Modification(s) not completed according to Texas Accessibility Standards requirements and/or specifications. Document reason(s) — Mark this box if the modification was not completed according to Texas Accessibility Standards requirements and provider specifications. The inspector must enter the reason that Texas Accessibility Standards requirements and/or provider specifications were not met. Enter any reasons in this section or provide reasons on an attachment.

The items cannot be billed until either the first or second boxes in this section have been marked. The service provider cannot bill HHSC for the modification until the inspector certifies the completed modification meets the Texas Accessibility Standards requirements and specifications.

Name of Inspector — Enter the name of the inspector.

Qualifications — List the inspector's qualifications. If additional space is required, provide an attachment.

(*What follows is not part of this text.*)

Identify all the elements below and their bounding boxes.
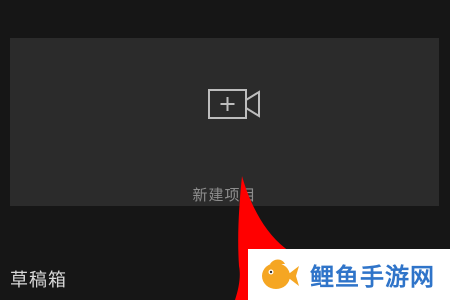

Signature – Inspector and Date — The inspector must sign and date when the inspection is complete, even if the modification does not meet Texas Accessibility Standards requirements and specifications.

If the minor home modification does not meet Texas Accessibility Standards requirements and/or specifications, the service provider representative and individual must document the plan for resolution. The service provider representative, in consultation with the inspector, if necessary, will detail the plan for resolution.

Signature – Individual/LAR and Date — The individual/LAR must sign and date this section of the form.

Signature – Service Provider Representative, Title and Date — The service provider representative must sign and date this form and provide their title.